Los reguladores europeos y chinos habían analizado los datos disponibles
de ambos siniestros, evaluado lo que sabían sobre cómo operaban los MAX
8, y llegado a la conclusión que el avión posiblemente tenía errores de
diseño. La FAA, inexplicablemente, insistía en que el avión era seguro,
a pesar de que los medios iban llenos de noticias sobre cómo los
pilotos llevaban meses advirtiendo a la agencia sobre los defectos del
737. No fue hasta que el presidente Trump exigió a la agencia que dejara en tierra estos aparatos que la FAA reaccionó.

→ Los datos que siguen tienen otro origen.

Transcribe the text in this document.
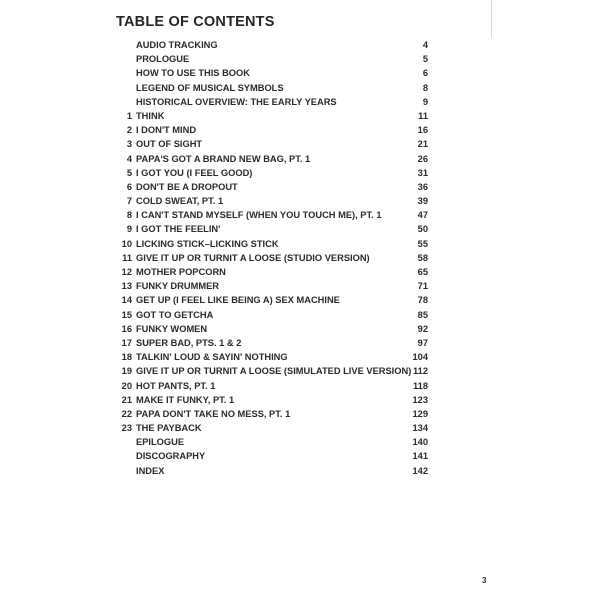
TABLE OF CONTENTS
AUDIO TRACKING	4
PROLOGUE	5
HOW TO USE THIS BOOK	6
LEGEND OF MUSICAL SYMBOLS	8
HISTORICAL OVERVIEW: THE EARLY YEARS	9
1 THINK	11
2 I DON'T MIND	16
3 OUT OF SIGHT	21
4 PAPA'S GOT A BRAND NEW BAG, PT. 1	26
5 I GOT YOU (I FEEL GOOD)	31
6 DON'T BE A DROPOUT	36
7 COLD SWEAT, PT. 1	39
8 I CAN'T STAND MYSELF (WHEN YOU TOUCH ME), PT. 1	47
9 I GOT THE FEELIN'	50
10 LICKING STICK–LICKING STICK	55
11 GIVE IT UP OR TURNIT A LOOSE (STUDIO VERSION)	58
12 MOTHER POPCORN	65
13 FUNKY DRUMMER	71
14 GET UP (I FEEL LIKE BEING A) SEX MACHINE	78
15 GOT TO GETCHA	85
16 FUNKY WOMEN	92
17 SUPER BAD, PTS. 1 & 2	97
18 TALKIN' LOUD & SAYIN' NOTHING	104
19 GIVE IT UP OR TURNIT A LOOSE (SIMULATED LIVE VERSION) 112
20 HOT PANTS, PT. 1	118
21 MAKE IT FUNKY, PT. 1	123
22 PAPA DON'T TAKE NO MESS, PT. 1	129
23 THE PAYBACK	134
EPILOGUE	140
DISCOGRAPHY	141
INDEX	142
3
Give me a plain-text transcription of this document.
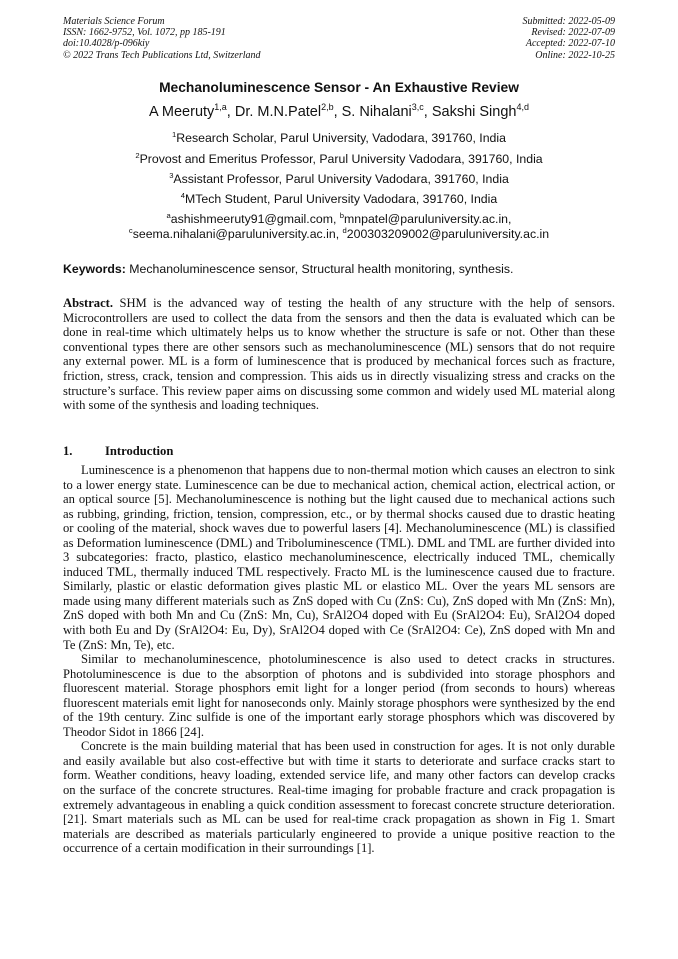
Materials Science Forum
ISSN: 1662-9752, Vol. 1072, pp 185-191
doi:10.4028/p-096kiy
© 2022 Trans Tech Publications Ltd, Switzerland
Submitted: 2022-05-09
Revised: 2022-07-09
Accepted: 2022-07-10
Online: 2022-10-25
Mechanoluminescence Sensor - An Exhaustive Review
A Meeruty$^{1,a}$, Dr. M.N.Patel$^{2,b}$, S. Nihalani$^{3,c}$, Sakshi Singh$^{4,d}$
$^1$Research Scholar, Parul University, Vadodara, 391760, India
$^2$Provost and Emeritus Professor, Parul University Vadodara, 391760, India
$^3$Assistant Professor, Parul University Vadodara, 391760, India
$^4$MTech Student, Parul University Vadodara, 391760, India
$^a$ashishmeeruty91@gmail.com, $^b$mnpatel@paruluniversity.ac.in,
$^c$seema.nihalani@paruluniversity.ac.in, $^d$200303209002@paruluniversity.ac.in
Keywords: Mechanoluminescence sensor, Structural health monitoring, synthesis.
Abstract. SHM is the advanced way of testing the health of any structure with the help of sensors. Microcontrollers are used to collect the data from the sensors and then the data is evaluated which can be done in real-time which ultimately helps us to know whether the structure is safe or not. Other than these conventional types there are other sensors such as mechanoluminescence (ML) sensors that do not require any external power. ML is a form of luminescence that is produced by mechanical forces such as fracture, friction, stress, crack, tension and compression. This aids us in directly visualizing stress and cracks on the structure’s surface. This review paper aims on discussing some common and widely used ML material along with some of the synthesis and loading techniques.
1.	Introduction

Luminescence is a phenomenon that happens due to non-thermal motion which causes an electron to sink to a lower energy state. Luminescence can be due to mechanical action, chemical action, electrical action, or an optical source [5]. Mechanoluminescence is nothing but the light caused due to mechanical actions such as rubbing, grinding, friction, tension, compression, etc., or by thermal shocks caused due to drastic heating or cooling of the material, shock waves due to powerful lasers [4]. Mechanoluminescence (ML) is classified as Deformation luminescence (DML) and Triboluminescence (TML). DML and TML are further divided into 3 subcategories: fracto, plastico, elastico mechanoluminescence, electrically induced TML, chemically induced TML, thermally induced TML respectively. Fracto ML is the luminescence caused due to fracture. Similarly, plastic or elastic deformation gives plastic ML or elastico ML. Over the years ML sensors are made using many different materials such as ZnS doped with Cu (ZnS: Cu), ZnS doped with Mn (ZnS: Mn), ZnS doped with both Mn and Cu (ZnS: Mn, Cu), SrAl2O4 doped with Eu (SrAl2O4: Eu), SrAl2O4 doped with both Eu and Dy (SrAl2O4: Eu, Dy), SrAl2O4 doped with Ce (SrAl2O4: Ce), ZnS doped with Mn and Te (ZnS: Mn, Te), etc.

Similar to mechanoluminescence, photoluminescence is also used to detect cracks in structures. Photoluminescence is due to the absorption of photons and is subdivided into storage phosphors and fluorescent material. Storage phosphors emit light for a longer period (from seconds to hours) whereas fluorescent materials emit light for nanoseconds only. Mainly storage phosphors were synthesized by the end of the 19th century. Zinc sulfide is one of the important early storage phosphors which was discovered by Theodor Sidot in 1866 [24].

Concrete is the main building material that has been used in construction for ages. It is not only durable and easily available but also cost-effective but with time it starts to deteriorate and surface cracks start to form. Weather conditions, heavy loading, extended service life, and many other factors can develop cracks on the surface of the concrete structures. Real-time imaging for probable fracture and crack propagation is extremely advantageous in enabling a quick condition assessment to forecast concrete structure deterioration. [21]. Smart materials such as ML can be used for real-time crack propagation as shown in Fig 1. Smart materials are described as materials particularly engineered to provide a unique positive reaction to the occurrence of a certain modification in their surroundings [1].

Con la desaparición de Douglas como fabricante, la FAA pasó a ser poco menos que una oficina al servicio de Boeing, que podría decirse que se controlaba sí misma
¿Por qué la FAA insistió tanto tiempo que el MAX 8 era
seguro? En gran parte, porque la agencia como regulador independiente
hacía tiempo que había dejado de existir. Durante años, el Congreso recortó el presupuesto de la FAA
una y otra vez, exigiendo que colaboraran más estrechamente con
aerolíneas y fabricantes para hacer los procesos de homologación de
aviones y sistemas de seguridad más rápidos y eficientes. La FAA empezó a
tener menos ingenieros en plantilla y cada vez peor pagados, y permitió
que la industria completara la mayoría de las inspecciones y
validaciones por sí sola, con la agencia supervisando los resultados.
A
efectos prácticos, esto hizo que los reguladores progresivamente
tuvieran menos gente capaz de entender lo que regulaban, y los regulados
más flexibilidad para regularse a sí mismos. Con la desaparición de
Douglas como fabricante, la FAA pasó a ser poco menos que una oficina al
servicio de Boeing. Aunque el 737 MAX 8 era un rediseño radical en
muchos aspectos, pero la compañía no tuvo problema alguno convenciendo a
sus reguladores que todo iba a ir bien, porque eran ellos los que
decidían cómo validar el diseño.
La historia de un
regulador progresivamente olvidándose sobre cómo hacer su trabajo y
pasando a hacer lo que dice la industria no es nueva. Es más, en Estados
Unidos es tristemente común. En años recientes hemos visto escándalos
similares en las agencias que regulan la seguridad alimentaria, minería,
medicamentos, ferrocarriles, o productos financieros. En todos los
casos el patrón es similar: el congreso exige recortes y “flexibilidad”,
la agencia recibe cada vez menos recursos y el presidente (casi siempre
republicano) de turno nombra a algún ex-lobista de la industria para
dirigirla. Al cabo de una década, lo que fue un regulador legendario por
su dureza, capaz de marcar estándares en todo el mundo, tiene dos
ingenieros a punto de jubilarse, todos los inspectores se han ido al
sector privado y la vigilancia que hacen es poco menos que simbólica.
Durante
años, una de las cosas que definían la administración pública en
Estados Unidos era la profesionalidad y competencia de sus reguladores, y
cómo eran capaces de aislarse de influencia política y actuar bajo
criterios puramente técnicos. Uno de los efectos colaterales del fervor
anti-estatal de los republicanos en tiempos recientes (y es reciente: Reagan era liberal, pero nunca se
le hubiera pasado por la cabeza desmontar la FAA), ha sido el
desmantelamiento de la capacidad técnica de muchas de estas agencias, y
en el caso de la aviación, el fin de la hegemonía regulatoria americana
en amplios sectores de la economía mundial.
La
excesiva regulación es un problema en muchos sectores de la economía,
ciertamente, y es muy posible que haya sitio donde los funcionarios
sobran. La historia del 737 MAX 8, sin embargo, y el colapso del sistema
regulatorio para aviación civil en Estados Unidos, son un recordatorio
que antes de eliminar cualquier regulación, por pequeña que sea, debemos
evaluar con mucha calma sus posibles consecuencias.